Crispy Bacon Craving Cure

Newly converted vegetarians and vegans, I am told, sometimes fall (figuratively) down at the wafting smell of cooking bacon. Obviously, this doesn’t taste exactly like crispy bacon, but it’s good enough to stave off a craving – it’s also a cheap alternative to nuts for a party.

Ingredients
Sunflower seeds, (shelled)
A few drops of soy sauce

Method
In a dry frying pan, over a medium heat, stir to toast your sunflower seeds – (don’t overcrowd them in the pan – it’s better to do them in smaller batches) until piping hot and golden brown. Transfer immediately to a bowl and sprinkle or spritz on a few drops of soy sauce, stirring or tossing to lightly coat them. The heat dries the sauce into a fine glaze on the seeds. Don’t be too heavy handed with the sauce – less is definitely more…too much overpowers the nuttiness.

Great as a snack/nibble as they are, or lightly crush them and thickly sprinkle between two slices of bread and scrape for your imagined crispy bacon butty;-)

Plain Jane Chow Mein

That most ubiquitous and basic of dishes from the Chinese takeaway, plain chow mein is actually a really good bench mark of the rest of their cooking – sadly, in the UK, it’s often swimming in oil and there’s never enough beansprouts for me, and by the time it gets home, usually the beansprouts are limp and the noodles too soft…whether that’s because they’ve been overcooked or because they were imprisoned in their container for too long, it’s hard to say.

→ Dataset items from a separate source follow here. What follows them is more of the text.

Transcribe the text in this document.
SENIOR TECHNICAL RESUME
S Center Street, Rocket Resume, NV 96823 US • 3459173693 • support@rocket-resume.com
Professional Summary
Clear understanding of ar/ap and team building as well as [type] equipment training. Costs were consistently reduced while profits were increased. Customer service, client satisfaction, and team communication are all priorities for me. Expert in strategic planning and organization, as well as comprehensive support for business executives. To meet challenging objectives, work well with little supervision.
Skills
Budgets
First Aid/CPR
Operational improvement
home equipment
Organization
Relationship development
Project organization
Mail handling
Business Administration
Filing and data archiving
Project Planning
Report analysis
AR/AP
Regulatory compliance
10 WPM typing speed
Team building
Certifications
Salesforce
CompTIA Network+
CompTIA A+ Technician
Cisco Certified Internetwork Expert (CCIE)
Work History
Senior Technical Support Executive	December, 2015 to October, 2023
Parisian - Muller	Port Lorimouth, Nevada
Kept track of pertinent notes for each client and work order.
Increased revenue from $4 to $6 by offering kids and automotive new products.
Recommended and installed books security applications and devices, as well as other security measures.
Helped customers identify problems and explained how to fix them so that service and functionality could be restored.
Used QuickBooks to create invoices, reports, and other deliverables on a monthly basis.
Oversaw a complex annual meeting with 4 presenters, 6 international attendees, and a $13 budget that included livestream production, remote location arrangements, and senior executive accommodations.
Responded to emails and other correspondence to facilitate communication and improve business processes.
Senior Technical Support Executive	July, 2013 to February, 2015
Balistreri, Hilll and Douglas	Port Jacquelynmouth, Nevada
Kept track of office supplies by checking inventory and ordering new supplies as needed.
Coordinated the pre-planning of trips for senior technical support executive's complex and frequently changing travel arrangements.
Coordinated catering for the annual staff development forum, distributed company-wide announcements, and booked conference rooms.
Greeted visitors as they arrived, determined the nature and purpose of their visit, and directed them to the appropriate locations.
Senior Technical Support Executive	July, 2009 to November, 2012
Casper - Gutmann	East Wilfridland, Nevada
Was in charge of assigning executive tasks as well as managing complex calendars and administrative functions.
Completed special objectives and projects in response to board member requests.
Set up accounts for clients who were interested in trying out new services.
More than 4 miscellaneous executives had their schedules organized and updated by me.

Luckily, they are simple and quick to make at home – so quick, in fact, that it’s one of those recipes where you should have everything lined up and ready to go before you heat the wok – and when the recipe says 30 seconds, it really means 30 seconds.

If you want a really authentic Cantonese recipe, I highly recommend

http://www.tastehongkong.com/recipes/soy-sauce-fried-noodles-aka-chow-mein/

I have never made her chow mein, but I’ve made quite a few other things from her site, and her recipes work. She is also from the ‘more beansprouts, please’ school of thought.

If, however, you don’t have all the sauces and oils her recipe uses, then this recipe might be the one for you.

Chow mein is traditionally made with egg noodles, fresh or dried – I hardly ever buy them myself, so I tend to use packet rice sticks…which would mean this should be called ‘Plain Jane Ho Fun’ – but that doesn’t scan so nicely….(might also attract spam from ‘adult content’ sites, and heaven knows, I get enough of that already.)

At a pinch, you can use the bargain basement 15p a packet instant noodles – it won’t win you any Michelin stars, but it makes them edible, and means you can throw away that disgusting sachet of soup base.

Ingredients – makes 1 portion as a main, enough for two or three as part of a meal with other dishes

1 portion of noodles – about 100g of dried noodles

1 large handful of beansprouts – about 150 g

½ medium onion

1 tablespoon of kecap manis or 1 tablespoon light soy sauce mixed with 1 teaspoon dark soy and 1 teaspoon of sugar.

1 ½ -2  tablespoons cooking oil – sunflower or peanut

To garnish – spring onion oil, optional

Method

Precook noodles as per the packet instructions, but just slightly underdone – drain and run under cold water, and drain dry again. If you are using packet rice sticks, pre soak for 30 minutes in cold water and drain. Cut onion in half lengthways, and then slice lengthways. Line up all your ingredients, including the beansprouts in a heat proof bowl, as you’ll transfer them back, hot from the pan.

Wipe the wok with a scrap of kitchen towel dipped in oil. Heat the wok until there is a heat haze, and add the onion and allow to sear – not burn! You want them to stay crisp, but their natural sugars to be released. Add ½ tablespoon of oil and swirl around, then add the beansprouts and stir/toss quickly for 30 seconds – no more. The sprouts should just lose their raw taste, but stay white and crisp – cook them any longer and they start to leach out water. Transfer onions and beansprouts back to the bowl, add the rest of the oil to the wok and then the noodles – stir/toss continuously, so that they don’t stick together in a blob – a minute or so, slightly longer if you’re using rice sticks. Add the sauce and toss through for about 15 seconds – add the beansprouts and onions back, toss through and serve.

If you buy your beansprouts, make sure they are not soggy in the bag. If you sprout your own, the secret to getting them long and straight, is to put a slight weight on top of them – a damp clean dish cloth folded over should do, and sprout them in a dark cupboard, as though they were pushing up through the earth.